UM Data Science Research Seminar
The UM Data Science Research Seminar Series are monthly sessions organised by the Institute of Data Science, on behalf of the UM Data Science Community, in collaboration with different departments across UM with the aim to bring together data scientists from Maastricht University to discuss breakthroughs and research topics related to Data Science.
This session is organised in collaboration with the Department of Data Analytics and Digitalisation (DAD).
Time: 12:00 - 12:30
Title: Towards building a Mechanical Pollster: what Convenient Digital Samples and Machine Learning can contribute to Public Opinion Research.

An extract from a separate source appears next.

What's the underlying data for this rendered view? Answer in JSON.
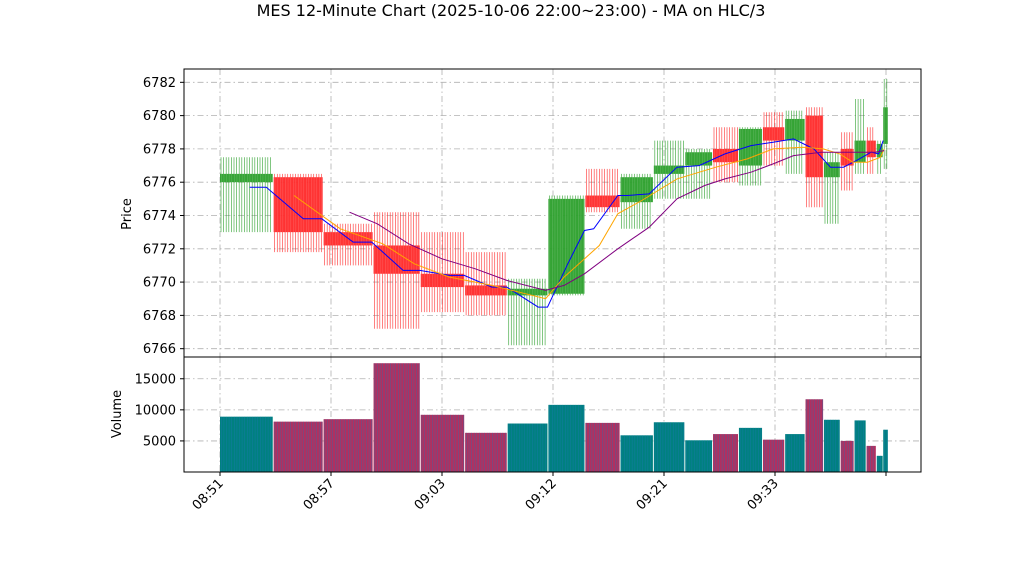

Speakers: Roberto Cerina and Raymond Duch
Abstract: Online digital samples, such as those derived from the Twitter streaming API, have the potential to disrupt public opinion research as we know it, by enabling real-time, granular measurement of global attitudes from unobtrusively measured opinions and behaviours. We baptise the machine which takes digital samples as inputs to generate real-time, representative estimates of public opinion and behaviour as the `Mechanical Pollster’. We identify three broad challenges which have thus far hindered the birth of this disruptive AI: i) the difficulty in converting unstructured online data to structured survey-like objects; ii) the adverse selection effects into digital samples, which tend to be correlated with most behavioural outcomes of interest; iii) the practical computational challenges in repeatedly fitting complex models to these data to update predictions as new data points are observed. In this paper, we first propose a novel way to structure digital samples from the Twitter streaming API with the help of Amazon Mechanical Turks; we then test the degree to which digital samples can rival traditional Random Digit Dial polls in estimating the support for US Presidential Election Candidates in the US, under relatively small sample sizes; finally, we compare these estimates obtained via fitting computationally costly parametric models with craftier non-parametric models from the machine-learning literature, to explore whether the goal of real-time updating of global opinion estimates is realistic.
Time: 12:30 - 13:00
Title: Anomaly Detection by Robust Feature Reconstruction
Speaker: Ron Triepels
Abstract: Auto-encoders have become increasingly popular in anomaly detection problems over the years. Nevertheless, it remains a challenge to train autoencoders for anomaly detection purposes properly. A key contributing factor to this problem is that there is usually no clean dataset available from which the normal case can be learned. Instead, autoencoders must be trained based on a contaminated dataset containing an unknown amount of anomalies that potentially harm the training process. In this paper, we address this problem by studying the impact of the loss function on the robustness of an autoencoder. It is common practice to train an autoencoder by minimizing a loss function (e.g. squared error loss) under the assumption that all features are equally important to be reconstructed well. We relax this assumption and introduce a new loss function that adapts its robustness to anomalies based on the characteristics of data and on a per feature basis. Experimental results show that an autoencoder can be trained by this loss function robustly even when there are many anomalies in the training set.